Recently one of the domain names I’ve held for a while expired. Or actually, I let it expire. It was hosted on this same web server along with several other websites and had a secure connection using a Lets Encrypt SSL certificate. All good.

The domain name expired, I disabled the website, and all the other websites on the server continued to be available. Until they weren’t! When I first noticed I just tried restarting the web server. No joy, that didn’t get the other sites back up.

And here’s the perils of part time admin. Where to start with the troubleshooting? For all my sites and the hosting server I really don’t do much except keep the patches current and occasionally post content using WordPress CMS. Not much troubleshooting, monitoring logs, etc. because there isn’t much going on. And, though some might say otherwise, I don’t spend all my time at the computer dissecting how it operates.

I put off troubleshooting for a while. This web server’s experimental, not production, so sometimes I cut some slack and don’t dive right in when things aren’t working. Had other things pending that required more attention.

When I did start I was very much at a loss where to start because, as noted, I disabled a web site and everything continued to work for a while. When it stopped working I hadn’t made any additional changes.

Logs are always a good place to look, yes? This web server is set up to create separate logs for most of the sites it’s hosting. Two types of logs are created, access logs and error logs. Access logs showed what was expected, no more access to that site after I disabled it.

Error logs confused me though. The websites use Lets Encrypt SSL certificates. And they use Certbot to set up the https on the Apache http server. A very common setup. The confusing thing about the error log was it showed the SSL configuration for the expired web site failing to load. Why was the site trying to load at all??? I had disabled the site using the a2dissite program provided by the server distribution. The thing I hadn’t thought about is the Certbot script for Apache sets up the SSL by modifying the <site_name>.conf file AND creating a <site_name>-le-ssl.conf file.

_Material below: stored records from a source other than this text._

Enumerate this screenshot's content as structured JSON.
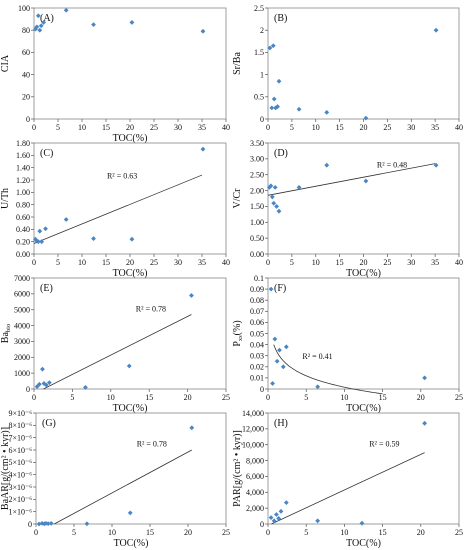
{
  "colors": {
    "point": "#4a86c5",
    "trend": "#333333",
    "axis": "#555555",
    "border": "#888888"
  },
  "chart_data": [
    {
      "id": "A",
      "type": "scatter",
      "panel_label": "(A)",
      "xlabel": "TOC(%)",
      "ylabel": "CIA",
      "xlim": [
        0,
        40
      ],
      "ylim": [
        0,
        100
      ],
      "xticks": [
        "0",
        "5",
        "10",
        "15",
        "20",
        "25",
        "30",
        "35",
        "40"
      ],
      "yticks": [
        "0",
        "20",
        "40",
        "60",
        "80",
        "100"
      ],
      "x": [
        0.3,
        0.6,
        0.9,
        1.2,
        1.5,
        2.0,
        6.7,
        12.4,
        20.4,
        35.2
      ],
      "y": [
        81,
        83,
        93,
        80,
        84,
        87,
        98,
        85,
        87,
        79
      ],
      "trendline": null,
      "r2": null
    },
    {
      "id": "B",
      "type": "scatter",
      "panel_label": "(B)",
      "xlabel": "",
      "ylabel": "Sr/Ba",
      "xlim": [
        0,
        40
      ],
      "ylim": [
        0,
        2.5
      ],
      "xticks": [
        "0",
        "5",
        "10",
        "15",
        "20",
        "25",
        "30",
        "35",
        "40"
      ],
      "yticks": [
        "0",
        "0.5",
        "1",
        "1.5",
        "2",
        "2.5"
      ],
      "x": [
        0.4,
        0.8,
        1.1,
        1.3,
        1.6,
        2.0,
        2.3,
        6.5,
        12.3,
        20.5,
        35.2
      ],
      "y": [
        1.6,
        0.25,
        1.65,
        0.45,
        0.25,
        0.28,
        0.85,
        0.22,
        0.15,
        0.02,
        2.0
      ],
      "trendline": null,
      "r2": null
    },
    {
      "id": "C",
      "type": "scatter",
      "panel_label": "(C)",
      "xlabel": "TOC(%)",
      "ylabel": "U/Th",
      "xlim": [
        0,
        40
      ],
      "ylim": [
        0,
        1.8
      ],
      "xticks": [
        "0",
        "5",
        "10",
        "15",
        "20",
        "25",
        "30",
        "35",
        "40"
      ],
      "yticks": [
        "0.00",
        "0.20",
        "0.40",
        "0.60",
        "0.80",
        "1.00",
        "1.20",
        "1.40",
        "1.60",
        "1.80"
      ],
      "x": [
        0.3,
        0.6,
        0.9,
        1.2,
        1.6,
        2.4,
        6.7,
        12.4,
        20.4,
        35.2
      ],
      "y": [
        0.24,
        0.21,
        0.2,
        0.37,
        0.2,
        0.41,
        0.56,
        0.25,
        0.24,
        1.7
      ],
      "trendline": [
        [
          0,
          0.17
        ],
        [
          35,
          1.28
        ]
      ],
      "r2": "R² = 0.63"
    },
    {
      "id": "D",
      "type": "scatter",
      "panel_label": "(D)",
      "xlabel": "TOC(%)",
      "ylabel": "V/Cr",
      "xlim": [
        0,
        40
      ],
      "ylim": [
        0,
        3.5
      ],
      "xticks": [
        "0",
        "5",
        "10",
        "15",
        "20",
        "25",
        "30",
        "35",
        "40"
      ],
      "yticks": [
        "0.00",
        "0.50",
        "1.00",
        "1.50",
        "2.00",
        "2.50",
        "3.00",
        "3.50"
      ],
      "x": [
        0.3,
        0.6,
        0.9,
        1.2,
        1.5,
        1.8,
        2.3,
        6.5,
        12.3,
        20.5,
        35.2
      ],
      "y": [
        2.1,
        2.15,
        1.8,
        1.6,
        2.1,
        1.5,
        1.35,
        2.1,
        2.8,
        2.3,
        2.8
      ],
      "trendline": [
        [
          0,
          1.85
        ],
        [
          35,
          2.85
        ]
      ],
      "r2": "R² = 0.48"
    },
    {
      "id": "E",
      "type": "scatter",
      "panel_label": "(E)",
      "xlabel": "TOC(%)",
      "ylabel": "Ba",
      "ylabel_sub": "bio",
      "xlim": [
        0,
        25
      ],
      "ylim": [
        0,
        7000
      ],
      "xticks": [
        "0",
        "5",
        "10",
        "15",
        "20",
        "25"
      ],
      "yticks": [
        "0",
        "1000",
        "2000",
        "3000",
        "4000",
        "5000",
        "6000",
        "7000"
      ],
      "x": [
        0.4,
        0.7,
        1.1,
        1.3,
        1.6,
        2.0,
        6.7,
        12.4,
        20.5
      ],
      "y": [
        150,
        300,
        1250,
        350,
        250,
        400,
        100,
        1450,
        5900
      ],
      "trendline": [
        [
          0,
          -300
        ],
        [
          20.5,
          4700
        ]
      ],
      "r2": "R² = 0.78"
    },
    {
      "id": "F",
      "type": "scatter",
      "panel_label": "(F)",
      "xlabel": "TOC(%)",
      "ylabel": "P",
      "ylabel_sub": "xs",
      "ylabel_suffix": "(%)",
      "xlim": [
        0,
        25
      ],
      "ylim": [
        0,
        0.1
      ],
      "xticks": [
        "0",
        "5",
        "10",
        "15",
        "20",
        "25"
      ],
      "yticks": [
        "0",
        "0.01",
        "0.02",
        "0.03",
        "0.04",
        "0.05",
        "0.06",
        "0.07",
        "0.08",
        "0.09",
        "0.1"
      ],
      "x": [
        0.4,
        0.6,
        0.9,
        1.2,
        1.5,
        2.0,
        2.4,
        6.5,
        20.5
      ],
      "y": [
        0.09,
        0.005,
        0.045,
        0.025,
        0.035,
        0.02,
        0.038,
        0.002,
        0.01
      ],
      "trendline": "log",
      "trend_coeffs": [
        0.0357,
        -0.0148
      ],
      "trend_xrange": [
        0.75,
        15
      ],
      "r2": "R² = 0.41"
    },
    {
      "id": "G",
      "type": "scatter",
      "panel_label": "(G)",
      "xlabel": "TOC(%)",
      "ylabel": "BaAR[g/(cm² • kyr)]",
      "xlim": [
        0,
        25
      ],
      "ylim": [
        0,
        9
      ],
      "xticks": [
        "0",
        "5",
        "10",
        "15",
        "20",
        "25"
      ],
      "yticks": [
        "0",
        "1×10⁻⁶",
        "2×10⁻⁶",
        "3×10⁻⁶",
        "4×10⁻⁶",
        "5×10⁻⁶",
        "6×10⁻⁶",
        "7×10⁻⁶",
        "8×10⁻⁶",
        "9×10⁻⁶"
      ],
      "x": [
        0.4,
        0.8,
        1.1,
        1.3,
        1.6,
        2.0,
        6.7,
        12.4,
        20.5
      ],
      "y": [
        0.0,
        0.05,
        0.02,
        0.05,
        0.03,
        0.05,
        0.02,
        0.9,
        7.8
      ],
      "trendline": [
        [
          2.4,
          0
        ],
        [
          20.5,
          6.0
        ]
      ],
      "r2": "R² = 0.78"
    },
    {
      "id": "H",
      "type": "scatter",
      "panel_label": "(H)",
      "xlabel": "TOC(%)",
      "ylabel": "PAR[g/(cm² • kyr)]",
      "xlim": [
        0,
        25
      ],
      "ylim": [
        0,
        14000
      ],
      "xticks": [
        "0",
        "5",
        "10",
        "15",
        "20",
        "25"
      ],
      "yticks": [
        "0",
        "2,000",
        "4,000",
        "6,000",
        "8,000",
        "10,000",
        "12,000",
        "14,000"
      ],
      "x": [
        0.4,
        0.8,
        1.1,
        1.4,
        1.7,
        2.4,
        6.5,
        12.3,
        20.5
      ],
      "y": [
        800,
        400,
        1200,
        700,
        1600,
        2700,
        400,
        100,
        12700
      ],
      "trendline": [
        [
          0,
          -200
        ],
        [
          20.5,
          9000
        ]
      ],
      "r2": "R² = 0.59"
    }
  ]
}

So even though the site had been disabled by a2dissite <site_name>.conf I hadn’t thought to a2dissite <site_name>-le-ssl.conf. Once I recognized that issue and ran the second a2dissite command the web server again started right up. No more failing to load SSL for the expired site. And, surprising, failing to load the SSL for the one site prevented the server from starting rather than disabling the one site and loading the others that didn’t have configuration issues.

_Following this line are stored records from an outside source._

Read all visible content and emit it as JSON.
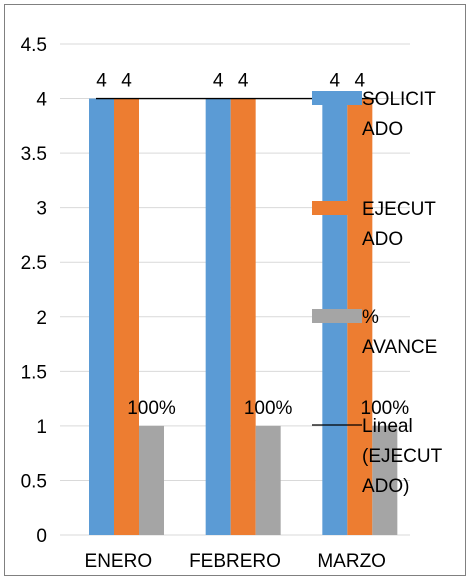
{
  "chart_data": {
    "type": "bar",
    "categories": [
      "ENERO",
      "FEBRERO",
      "MARZO"
    ],
    "series": [
      {
        "name": "SOLICITADO",
        "values": [
          4,
          4,
          4
        ],
        "color": "#5B9BD5",
        "labels": [
          "4",
          "4",
          "4"
        ]
      },
      {
        "name": "EJECUTADO",
        "values": [
          4,
          4,
          4
        ],
        "color": "#ED7D31",
        "labels": [
          "4",
          "4",
          "4"
        ]
      },
      {
        "name": "% AVANCE",
        "values": [
          1,
          1,
          1
        ],
        "color": "#A5A5A5",
        "labels": [
          "100%",
          "100%",
          "100%"
        ]
      }
    ],
    "trendline": {
      "name": "Lineal (EJECUTADO)",
      "value": 4,
      "color": "#000000"
    },
    "ylim": [
      0,
      4.5
    ],
    "yticks": [
      "0",
      "0.5",
      "1",
      "1.5",
      "2",
      "2.5",
      "3",
      "3.5",
      "4",
      "4.5"
    ],
    "grid": true,
    "legend_position": "right",
    "legend_lines": [
      {
        "key": "SOLICITADO",
        "lines": [
          "SOLICIT",
          "ADO"
        ]
      },
      {
        "key": "EJECUTADO",
        "lines": [
          "EJECUT",
          "ADO"
        ]
      },
      {
        "key": "% AVANCE",
        "lines": [
          "%",
          "AVANCE"
        ]
      },
      {
        "key": "Lineal (EJECUTADO)",
        "lines": [
          "Lineal",
          "(EJECUT",
          "ADO)"
        ]
      }
    ],
    "title": "",
    "xlabel": "",
    "ylabel": ""
  }
}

Something for another time… I expect there must be a way for the server to start and serve correctly configured sites while not loading incorrectly configured sites and not allowing presence of an incorrectly configured site to prevent all sites from loading. It just does not seem likely that such a widely used web server would fail to serve correctly configured sites when only one or some of multiple hosted sites is misconfigured.

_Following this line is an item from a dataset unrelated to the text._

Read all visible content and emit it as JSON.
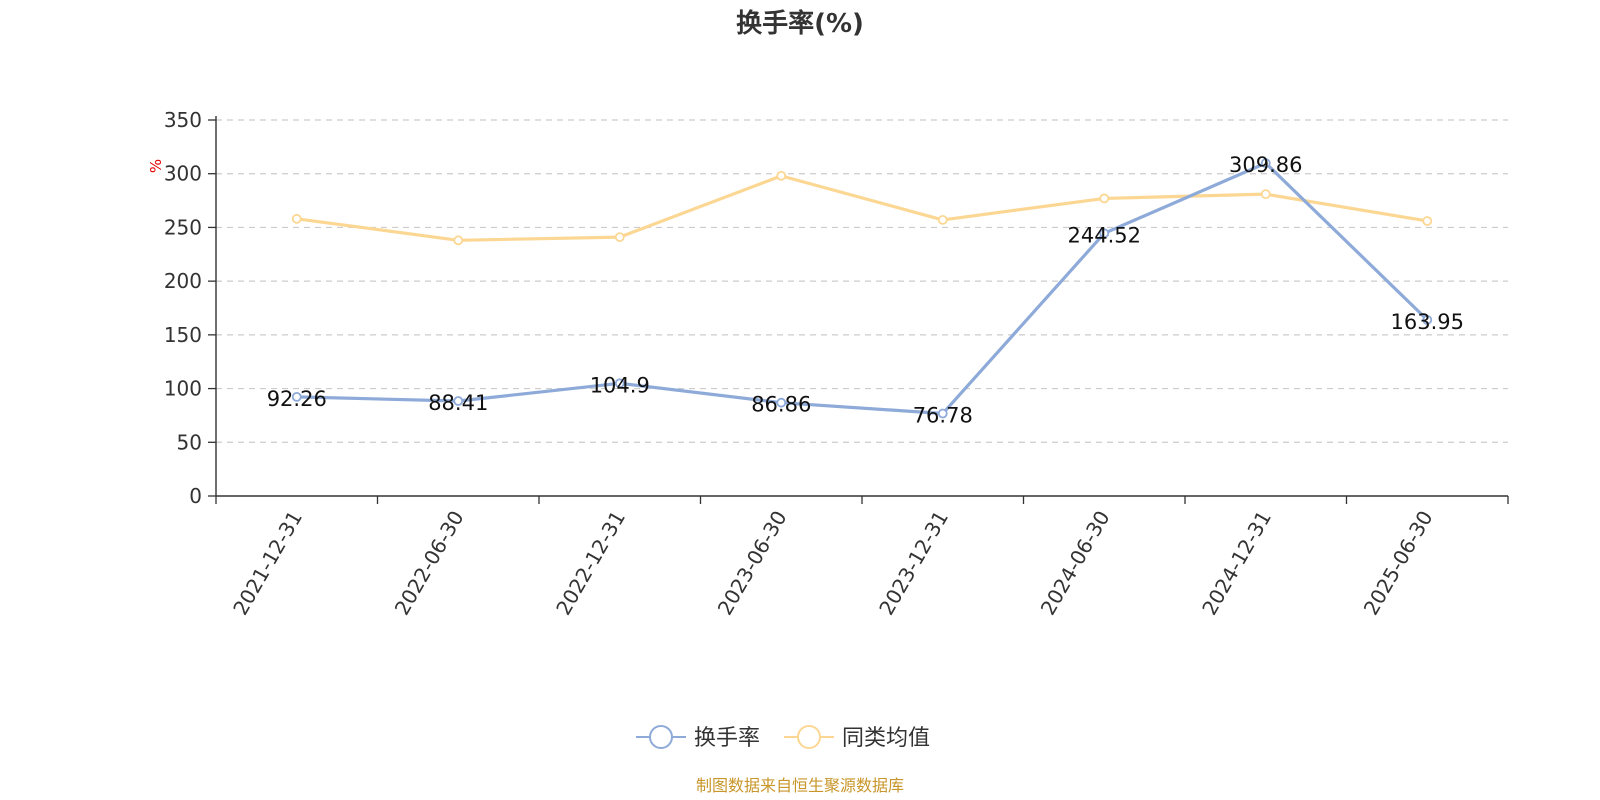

The perils of part-time admin, or jack of all trades and master of none, is that these sort of gotcha’s pop up all the time because of limited exposure to the full breath of dependencies for a program to perform in a particular way. It isn’t a bad thing. Just something to be aware of so rather than blame the software for not doing something, need to be aware that there are often additional settings to make to achieve the desired effect.

Be patient. Expect to need to continue learning. And always, always, RTFM and any other supporting documents.